An annual Military Times poll conducted soon after the repeal, in January 2012, found a similar effect: 74 percent of service members said that the repeal had no impact on their unit, and 69 percent said it had no impact on them personally. Those statistics held for the nearly one-fifth of respondents who said that someone in their unit had disclosed being gay.
Fight for Equality Persists
While it is a huge relief to know that her job is safe, McLaughlin believes that the potential for discrimination and inability for families to attain military benefits create a two-class system.
“A lot of soldiers, marines, and airmen are still reluctant to come out, because the repeal just says that I can’t lose my job for being gay. It doesn’t protect me from not getting promoted, receiving a poor evaluation, or getting an undesirable assignment because I’m gay.”
Her view is echoed by Petty Officer First Class Jeremy Johnson, 35, who had resigned in 2007, on the eve of a promotion, but re-enlisted in the Navy as soon as DADT’s repeal allowed him to serve with self-honesty.
“Gay and lesbian service members who are harassed can only hope to take their complaints up the chain of command to seek resolution,” Johnson says. “But when the problem is their chain of command, they are limited in their options.”
“Some are waiting until the person causing the problem transfers, or they themselves move on to another assignment. In the meantime, they endure the circumstances as if DADT were still in force.”
Although Congress opted not to include a nondiscrimination clause in the DADT repeal, the same result would be accomplished without legislation if the president and Department of Defense were to issue regulations or rules preventing such discrimination within the service.
“The country has gone through an incredible change since the enactment of DADT,” says James Esseks, director of the American Civil Liberties Union (ACLU) Lesbian, Gay, Bisexual, Transgender & AIDS Project. “While not all gay service members feel they can be open, when people make the choice to be open they may find a more accepting environment than they expected.”

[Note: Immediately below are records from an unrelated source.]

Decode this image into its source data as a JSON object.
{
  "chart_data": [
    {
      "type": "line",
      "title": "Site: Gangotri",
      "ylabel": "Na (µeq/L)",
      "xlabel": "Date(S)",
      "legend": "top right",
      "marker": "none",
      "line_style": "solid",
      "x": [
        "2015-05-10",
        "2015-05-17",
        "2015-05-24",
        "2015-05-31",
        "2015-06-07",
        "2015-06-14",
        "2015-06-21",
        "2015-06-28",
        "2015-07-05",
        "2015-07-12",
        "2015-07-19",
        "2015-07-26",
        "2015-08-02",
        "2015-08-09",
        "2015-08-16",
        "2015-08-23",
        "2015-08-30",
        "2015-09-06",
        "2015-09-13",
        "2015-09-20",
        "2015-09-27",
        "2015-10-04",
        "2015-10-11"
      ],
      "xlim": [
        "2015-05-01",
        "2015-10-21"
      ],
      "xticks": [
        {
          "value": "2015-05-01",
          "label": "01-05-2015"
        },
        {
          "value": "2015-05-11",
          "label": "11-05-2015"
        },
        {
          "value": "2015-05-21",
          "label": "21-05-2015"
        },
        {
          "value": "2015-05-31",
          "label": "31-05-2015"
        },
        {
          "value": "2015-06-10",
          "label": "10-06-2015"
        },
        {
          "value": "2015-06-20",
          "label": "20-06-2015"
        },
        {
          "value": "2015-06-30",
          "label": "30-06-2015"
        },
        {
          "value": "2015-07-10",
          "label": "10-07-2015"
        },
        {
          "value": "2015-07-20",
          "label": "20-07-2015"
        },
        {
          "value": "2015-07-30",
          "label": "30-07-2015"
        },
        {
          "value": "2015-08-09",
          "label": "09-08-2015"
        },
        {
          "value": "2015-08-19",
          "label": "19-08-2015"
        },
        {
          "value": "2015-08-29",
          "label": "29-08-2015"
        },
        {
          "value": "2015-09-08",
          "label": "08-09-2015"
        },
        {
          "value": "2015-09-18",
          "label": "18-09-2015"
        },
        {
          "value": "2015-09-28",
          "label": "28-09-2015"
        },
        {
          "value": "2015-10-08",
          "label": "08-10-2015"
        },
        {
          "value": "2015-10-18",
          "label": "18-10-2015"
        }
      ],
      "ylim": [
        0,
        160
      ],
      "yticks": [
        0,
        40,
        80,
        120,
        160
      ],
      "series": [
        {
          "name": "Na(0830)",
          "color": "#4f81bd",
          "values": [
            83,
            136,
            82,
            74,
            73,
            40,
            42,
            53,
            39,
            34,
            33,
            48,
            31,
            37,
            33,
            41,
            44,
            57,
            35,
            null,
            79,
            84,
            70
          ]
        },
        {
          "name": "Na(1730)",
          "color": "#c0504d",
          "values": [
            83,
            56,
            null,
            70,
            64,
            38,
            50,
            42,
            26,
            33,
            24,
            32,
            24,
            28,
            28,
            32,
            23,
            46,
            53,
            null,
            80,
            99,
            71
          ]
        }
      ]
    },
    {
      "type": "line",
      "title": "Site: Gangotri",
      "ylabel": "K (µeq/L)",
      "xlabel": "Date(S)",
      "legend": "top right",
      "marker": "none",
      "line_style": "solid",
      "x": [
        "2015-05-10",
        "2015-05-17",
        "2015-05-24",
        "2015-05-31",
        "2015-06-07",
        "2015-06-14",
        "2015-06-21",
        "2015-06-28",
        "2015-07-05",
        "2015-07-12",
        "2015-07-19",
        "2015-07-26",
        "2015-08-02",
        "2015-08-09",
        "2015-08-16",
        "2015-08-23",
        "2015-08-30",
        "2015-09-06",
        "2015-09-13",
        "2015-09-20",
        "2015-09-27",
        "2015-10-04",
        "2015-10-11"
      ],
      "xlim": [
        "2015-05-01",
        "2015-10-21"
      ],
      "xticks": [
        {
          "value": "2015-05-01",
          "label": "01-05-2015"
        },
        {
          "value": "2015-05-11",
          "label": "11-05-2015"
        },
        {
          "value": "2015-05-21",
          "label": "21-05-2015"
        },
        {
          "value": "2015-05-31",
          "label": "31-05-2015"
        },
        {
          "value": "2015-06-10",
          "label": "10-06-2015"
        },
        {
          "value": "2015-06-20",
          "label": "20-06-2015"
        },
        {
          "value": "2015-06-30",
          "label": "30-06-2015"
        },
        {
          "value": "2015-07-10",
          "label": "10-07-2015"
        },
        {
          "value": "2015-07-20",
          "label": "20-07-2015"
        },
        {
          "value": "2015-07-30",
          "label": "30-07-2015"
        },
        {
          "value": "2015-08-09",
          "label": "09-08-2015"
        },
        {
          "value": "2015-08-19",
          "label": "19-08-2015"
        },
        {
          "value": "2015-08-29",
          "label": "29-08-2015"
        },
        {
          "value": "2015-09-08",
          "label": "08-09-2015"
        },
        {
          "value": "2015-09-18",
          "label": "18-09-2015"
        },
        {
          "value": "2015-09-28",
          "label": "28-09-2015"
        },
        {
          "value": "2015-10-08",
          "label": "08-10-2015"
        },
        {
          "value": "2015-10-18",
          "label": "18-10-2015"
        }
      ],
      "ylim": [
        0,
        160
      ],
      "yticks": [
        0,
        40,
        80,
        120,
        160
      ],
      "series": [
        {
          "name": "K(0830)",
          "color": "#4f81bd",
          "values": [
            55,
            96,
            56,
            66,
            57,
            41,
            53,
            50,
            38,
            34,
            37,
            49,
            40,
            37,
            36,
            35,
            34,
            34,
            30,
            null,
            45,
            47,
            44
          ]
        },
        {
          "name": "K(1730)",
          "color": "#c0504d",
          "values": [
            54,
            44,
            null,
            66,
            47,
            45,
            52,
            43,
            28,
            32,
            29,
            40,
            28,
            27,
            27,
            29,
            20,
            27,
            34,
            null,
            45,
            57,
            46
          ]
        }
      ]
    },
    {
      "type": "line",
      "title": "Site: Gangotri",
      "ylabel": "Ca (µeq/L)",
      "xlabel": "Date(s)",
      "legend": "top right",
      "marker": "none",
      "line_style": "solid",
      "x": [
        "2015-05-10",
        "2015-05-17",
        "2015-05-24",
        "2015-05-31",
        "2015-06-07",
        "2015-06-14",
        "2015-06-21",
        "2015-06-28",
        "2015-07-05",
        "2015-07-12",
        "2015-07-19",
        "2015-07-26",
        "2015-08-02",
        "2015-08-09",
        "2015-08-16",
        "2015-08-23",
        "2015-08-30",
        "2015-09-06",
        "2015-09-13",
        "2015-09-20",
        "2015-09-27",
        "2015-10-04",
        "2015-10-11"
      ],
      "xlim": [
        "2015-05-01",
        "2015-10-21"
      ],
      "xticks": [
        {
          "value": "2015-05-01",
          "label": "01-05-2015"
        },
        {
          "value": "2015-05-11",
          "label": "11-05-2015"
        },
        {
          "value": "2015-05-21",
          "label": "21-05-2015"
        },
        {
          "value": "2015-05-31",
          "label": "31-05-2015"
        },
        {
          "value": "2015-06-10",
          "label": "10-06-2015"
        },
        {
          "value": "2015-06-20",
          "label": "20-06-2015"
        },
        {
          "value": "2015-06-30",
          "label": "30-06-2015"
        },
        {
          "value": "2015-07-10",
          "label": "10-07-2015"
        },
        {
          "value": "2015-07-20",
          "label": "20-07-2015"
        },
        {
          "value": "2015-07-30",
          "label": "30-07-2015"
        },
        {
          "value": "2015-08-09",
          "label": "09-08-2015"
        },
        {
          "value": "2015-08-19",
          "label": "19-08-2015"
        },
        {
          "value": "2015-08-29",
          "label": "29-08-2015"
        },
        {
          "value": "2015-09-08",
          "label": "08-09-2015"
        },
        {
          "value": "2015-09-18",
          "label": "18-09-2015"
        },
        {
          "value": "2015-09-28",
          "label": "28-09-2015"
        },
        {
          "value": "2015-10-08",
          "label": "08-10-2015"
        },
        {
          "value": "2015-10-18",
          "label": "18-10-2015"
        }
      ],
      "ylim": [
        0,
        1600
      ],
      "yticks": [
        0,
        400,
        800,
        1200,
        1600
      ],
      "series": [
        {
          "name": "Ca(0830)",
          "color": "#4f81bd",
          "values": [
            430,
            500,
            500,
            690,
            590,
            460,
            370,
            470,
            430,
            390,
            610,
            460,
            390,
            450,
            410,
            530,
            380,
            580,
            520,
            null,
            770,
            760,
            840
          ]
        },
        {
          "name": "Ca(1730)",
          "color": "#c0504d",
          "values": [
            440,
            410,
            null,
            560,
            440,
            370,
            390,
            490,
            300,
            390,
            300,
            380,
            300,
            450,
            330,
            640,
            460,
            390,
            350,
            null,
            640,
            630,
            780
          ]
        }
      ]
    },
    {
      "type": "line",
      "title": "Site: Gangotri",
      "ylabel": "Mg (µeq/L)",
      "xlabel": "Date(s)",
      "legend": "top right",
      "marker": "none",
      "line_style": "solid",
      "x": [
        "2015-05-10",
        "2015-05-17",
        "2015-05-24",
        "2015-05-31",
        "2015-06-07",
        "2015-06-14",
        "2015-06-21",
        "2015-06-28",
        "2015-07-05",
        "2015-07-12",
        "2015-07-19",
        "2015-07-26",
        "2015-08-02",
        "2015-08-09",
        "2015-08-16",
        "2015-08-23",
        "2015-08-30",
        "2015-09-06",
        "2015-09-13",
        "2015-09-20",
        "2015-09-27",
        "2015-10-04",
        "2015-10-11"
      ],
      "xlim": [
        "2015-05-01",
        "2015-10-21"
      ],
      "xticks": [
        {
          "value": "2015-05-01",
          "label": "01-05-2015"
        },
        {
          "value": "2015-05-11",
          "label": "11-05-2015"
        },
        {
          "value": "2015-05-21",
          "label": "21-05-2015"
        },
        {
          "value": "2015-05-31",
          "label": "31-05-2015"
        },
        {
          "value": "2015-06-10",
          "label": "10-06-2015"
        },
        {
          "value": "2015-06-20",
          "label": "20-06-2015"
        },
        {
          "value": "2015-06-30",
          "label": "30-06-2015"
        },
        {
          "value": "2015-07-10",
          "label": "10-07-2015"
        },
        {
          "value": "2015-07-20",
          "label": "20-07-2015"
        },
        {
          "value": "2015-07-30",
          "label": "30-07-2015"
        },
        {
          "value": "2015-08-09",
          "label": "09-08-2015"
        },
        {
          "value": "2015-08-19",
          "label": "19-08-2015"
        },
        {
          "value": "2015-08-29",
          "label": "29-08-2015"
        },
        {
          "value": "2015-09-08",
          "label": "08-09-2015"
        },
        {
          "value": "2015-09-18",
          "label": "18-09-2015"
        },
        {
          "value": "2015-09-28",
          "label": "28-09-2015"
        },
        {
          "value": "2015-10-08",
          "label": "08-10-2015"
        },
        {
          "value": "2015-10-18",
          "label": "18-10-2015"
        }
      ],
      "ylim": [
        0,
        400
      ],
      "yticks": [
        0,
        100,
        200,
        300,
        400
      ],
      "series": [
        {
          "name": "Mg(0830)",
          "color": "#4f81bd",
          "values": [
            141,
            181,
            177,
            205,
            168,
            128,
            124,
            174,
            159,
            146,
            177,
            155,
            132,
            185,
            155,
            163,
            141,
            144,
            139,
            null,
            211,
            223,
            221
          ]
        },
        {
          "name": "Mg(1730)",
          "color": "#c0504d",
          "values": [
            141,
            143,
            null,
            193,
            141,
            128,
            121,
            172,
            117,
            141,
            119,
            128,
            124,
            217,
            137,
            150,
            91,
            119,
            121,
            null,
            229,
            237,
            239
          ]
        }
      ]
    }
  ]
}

The ACLU is preparing for trial in a class-action case, Collins vs. United States, that seeks retroactive pay for nearly 150 people who were discharged under DADT following at least six years of service.
Due to an obscure rule from the DADT era, these service members—dismissed for “homosexuality”—were entitled to only half the severance pay to which other honorably discharged service members were entitled.
These days, McLaughlin, as an Army attorney, drafts wills, powers of attorney, and health care proxies to protect the families of other U.S. Army soldiers who are to be deployed. She hopes that one day she may attain these services for herself and her own spouse.
“The repeal is wonderful, but there is still much work to be done, through the courts or through legislation,” she says. “Making sure we have an anti-discrimination policy and making sure that we treat all military families equally—those goals are of paramount importance for families like mine.”